La paciencia tiene un límite
Durante meses, la diplomacia permitió mantener abierta una puerta. Qatar y otros intermediarios intentaron acercar posiciones y evitar una escalada todavía mayor. Pero una mediación no puede convertirse en una excusa para que Irán gane tiempo indefinidamente.
Trump tiene otra lógica.
El presidente estadounidense quiere un acuerdo, pero un acuerdo que produzca resultados verificables. No simples declaraciones. No promesas. No compromisos que después sean reinterpretados por Teherán.
La reapertura de Ormuz, la seguridad de la navegación y el cumplimiento efectivo de cualquier compromiso serán las pruebas de fuego.
Los mercados ya reaccionaron positivamente ante las señales de una posible salida diplomática. El petróleo volvió a caer este jueves ante las expectativas de que las negociaciones puedan aliviar las restricciones sobre el tránsito por Ormuz.
Pero los mercados pueden entusiasmarse rápido y decepcionarse todavía más rápido.
Qatar tiene una misión difícil
La visita del primer ministro qatarí es importante porque todavía existe una ventana diplomática. Pero esa ventana no estará abierta para siempre.
Trump ha demostrado que prefiere negociar antes que prolongar indefinidamente una guerra. Sin embargo, también ha demostrado que está dispuesto a ejercer una presión considerable cuando entiende que la otra parte no cumple.
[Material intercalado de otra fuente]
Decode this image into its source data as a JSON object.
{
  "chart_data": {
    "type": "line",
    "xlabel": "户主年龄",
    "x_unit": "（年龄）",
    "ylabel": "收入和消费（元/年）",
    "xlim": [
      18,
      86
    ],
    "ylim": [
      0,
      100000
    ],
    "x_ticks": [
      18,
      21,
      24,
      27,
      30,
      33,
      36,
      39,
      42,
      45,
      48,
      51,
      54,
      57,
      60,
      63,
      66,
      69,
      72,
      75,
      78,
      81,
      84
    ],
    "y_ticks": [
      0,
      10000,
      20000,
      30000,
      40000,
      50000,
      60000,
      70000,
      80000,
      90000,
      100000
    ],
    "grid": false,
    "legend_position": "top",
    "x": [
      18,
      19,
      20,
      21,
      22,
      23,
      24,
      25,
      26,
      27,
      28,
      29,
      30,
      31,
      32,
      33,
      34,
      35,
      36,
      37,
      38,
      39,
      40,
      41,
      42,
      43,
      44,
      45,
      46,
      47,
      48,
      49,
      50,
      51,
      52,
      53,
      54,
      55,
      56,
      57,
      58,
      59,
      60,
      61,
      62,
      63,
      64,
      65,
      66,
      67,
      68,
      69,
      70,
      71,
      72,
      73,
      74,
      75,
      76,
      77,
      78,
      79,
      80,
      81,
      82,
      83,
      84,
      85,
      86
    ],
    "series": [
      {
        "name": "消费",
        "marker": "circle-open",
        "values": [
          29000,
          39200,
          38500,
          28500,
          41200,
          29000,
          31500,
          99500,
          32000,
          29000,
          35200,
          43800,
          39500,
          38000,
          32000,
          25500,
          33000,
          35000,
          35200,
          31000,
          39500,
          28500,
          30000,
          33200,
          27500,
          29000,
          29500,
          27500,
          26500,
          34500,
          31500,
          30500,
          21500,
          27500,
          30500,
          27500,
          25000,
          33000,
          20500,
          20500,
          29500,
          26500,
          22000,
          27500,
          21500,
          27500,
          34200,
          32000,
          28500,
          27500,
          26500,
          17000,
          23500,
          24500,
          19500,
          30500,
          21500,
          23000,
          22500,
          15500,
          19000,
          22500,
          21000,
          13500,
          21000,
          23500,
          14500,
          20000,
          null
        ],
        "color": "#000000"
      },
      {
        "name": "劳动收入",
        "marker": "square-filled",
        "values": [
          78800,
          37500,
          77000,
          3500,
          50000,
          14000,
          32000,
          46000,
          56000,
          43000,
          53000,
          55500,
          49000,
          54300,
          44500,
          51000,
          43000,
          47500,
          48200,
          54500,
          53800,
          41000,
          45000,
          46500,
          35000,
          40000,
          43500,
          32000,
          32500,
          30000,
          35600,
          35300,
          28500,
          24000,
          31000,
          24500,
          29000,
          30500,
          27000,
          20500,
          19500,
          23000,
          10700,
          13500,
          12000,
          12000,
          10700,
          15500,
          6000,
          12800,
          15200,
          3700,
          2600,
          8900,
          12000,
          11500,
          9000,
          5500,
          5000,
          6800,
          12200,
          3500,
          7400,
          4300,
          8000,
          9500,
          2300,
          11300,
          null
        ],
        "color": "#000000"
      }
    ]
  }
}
Y ahí aparece el verdadero desafío para Qatar: convencer a Teherán de que esta puede ser una oportunidad para alcanzar un acuerdo, pero también de que Washington no seguirá aceptando indefinidamente las maniobras, contradicciones y dilaciones del régimen iraní.
Irán tiene una oportunidad. Pero no puede confundir diplomacia con debilidad.
Si Teherán quiere evitar una nueva escalada, tendrá que demostrar con hechos que está dispuesto a cumplir. Porque Trump puede negociar, puede esperar y puede utilizar intermediarios. Lo que cada vez parece menos dispuesto a hacer es seguir confiando en un régimen que durante demasiado tiempo ha demostrado que su palabra vale poco.
Y esa puede ser, precisamente, la última oportunidad para la diplomacia antes de que la paciencia de Washington se termine definitivamente.